Omar, it is not clear to me why sigma controls the amount of pooling. Could you point me into some sources to learn more about this? I enjoyed your presentation. Thanks.
Hi Noé, maybe I can have a go at explaining. When doing the hierarchical modelling, we suppose that the parameters for each group themselves come from a distribution. If we assume that this distribution has zero variance, we are saying that all of the group-level parameters must be the same - they must be equal to the mean. This is because there is literally zero variance. This is the same as pooling all the data (the first example). On the other hand, if we assume the variance is very large, then each group parameter has the freedom to choose any value it wants, without penalisation from the group model-parameter distribution. This is the same as having no pooling - each group has its own parameter. We can choose sigma between these two extremes to specify how closely linked the group parameter should be.

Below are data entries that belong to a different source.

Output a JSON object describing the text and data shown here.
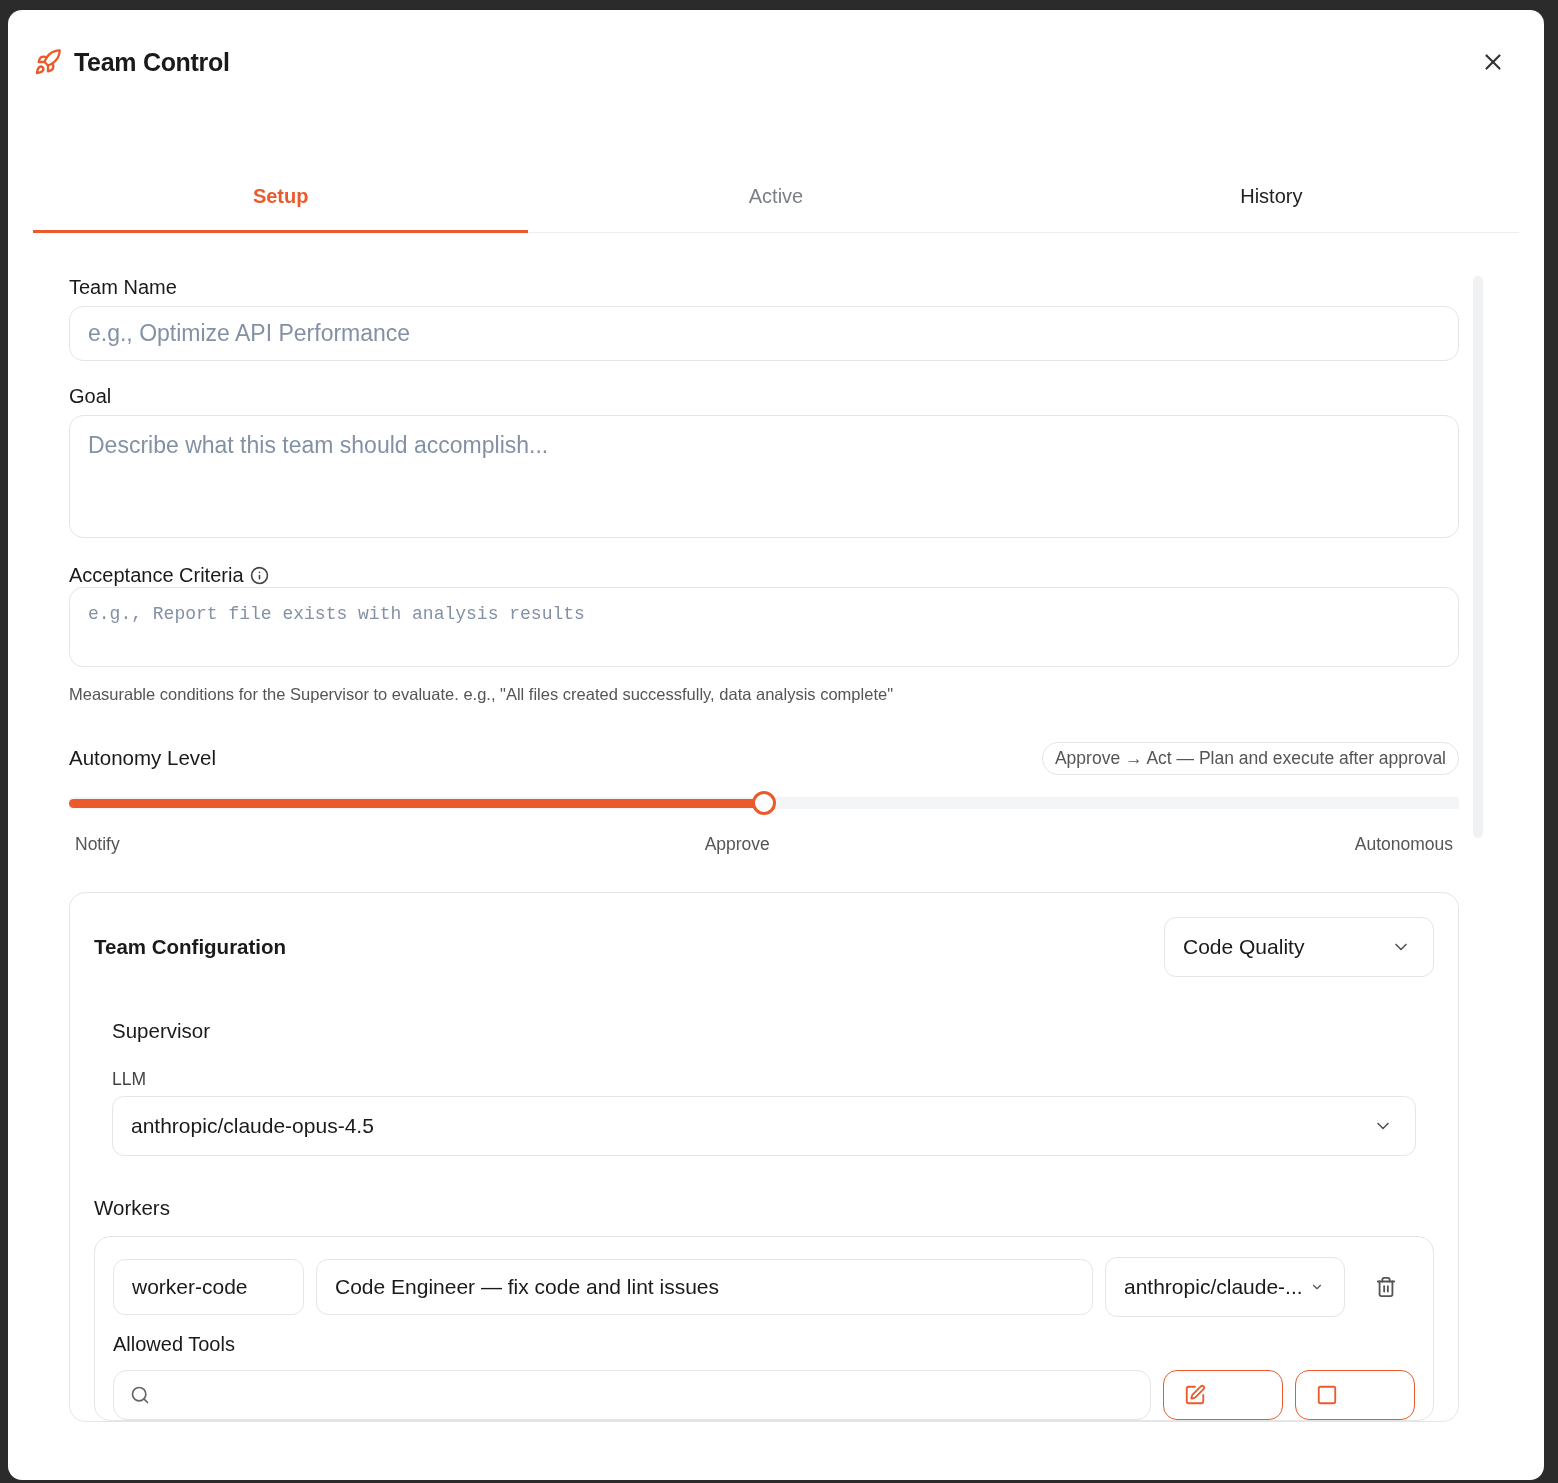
{
  "dialog": {
    "title": "Team Control"
  },
  "tabs": [
    {
      "label": "Setup",
      "selected": true,
      "highlighted": false
    },
    {
      "label": "Active",
      "selected": false,
      "highlighted": false
    },
    {
      "label": "History",
      "selected": false,
      "highlighted": true
    }
  ],
  "team_name": {
    "label": "Team Name",
    "placeholder": "e.g., Optimize API Performance"
  },
  "goal": {
    "label": "Goal",
    "placeholder": "Describe what this team should accomplish..."
  },
  "acceptance_criteria": {
    "label": "Acceptance Criteria",
    "placeholder": "e.g., Report file exists with analysis results",
    "hint": "Measurable conditions for the Supervisor to evaluate. e.g., \"All files created successfully, data analysis complete\""
  },
  "autonomy": {
    "label": "Autonomy Level",
    "badge": "Approve → Act — Plan and execute after approval",
    "level": 0.5,
    "stops": [
      "Notify",
      "Approve",
      "Autonomous"
    ]
  },
  "team_configuration": {
    "title": "Team Configuration",
    "preset": "Code Quality",
    "supervisor": {
      "title": "Supervisor",
      "llm_label": "LLM",
      "llm": "anthropic/claude-opus-4.5"
    },
    "workers_title": "Workers",
    "workers": [
      {
        "id": "worker-code",
        "role": "Code Engineer — fix code and lint issues",
        "model": "anthropic/claude-...",
        "allowed_tools_label": "Allowed Tools"
      }
    ]
  }
}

Thank you and I hope that helped!
Hi @@williamchurcher9645. Correct me if I'm wrong: given the prior distribution of alpha_i is assumed as Normal(mu_alpha, sigma_alpha), if sigma_alpha = 0, all the alpha_i may not be (and can not be) equal because the mu_alpha is not a fixed number but follows a distribution Normal(0, 5). Put that in a formula to be clearer:
alpha_i ~ Normal(mu_alpha, sigma_alpha)
alpha_i ~ Normal(mu_alpha, 0)
alpha_i ~ Normal(Normal(0, 5), 0)
alpha_i ~ Normal(0, 5)
=> alpha_i is not a constant but a distribution
Following that understanding, the answer for why the sigma_alpha represents the degree of pooling is still vague.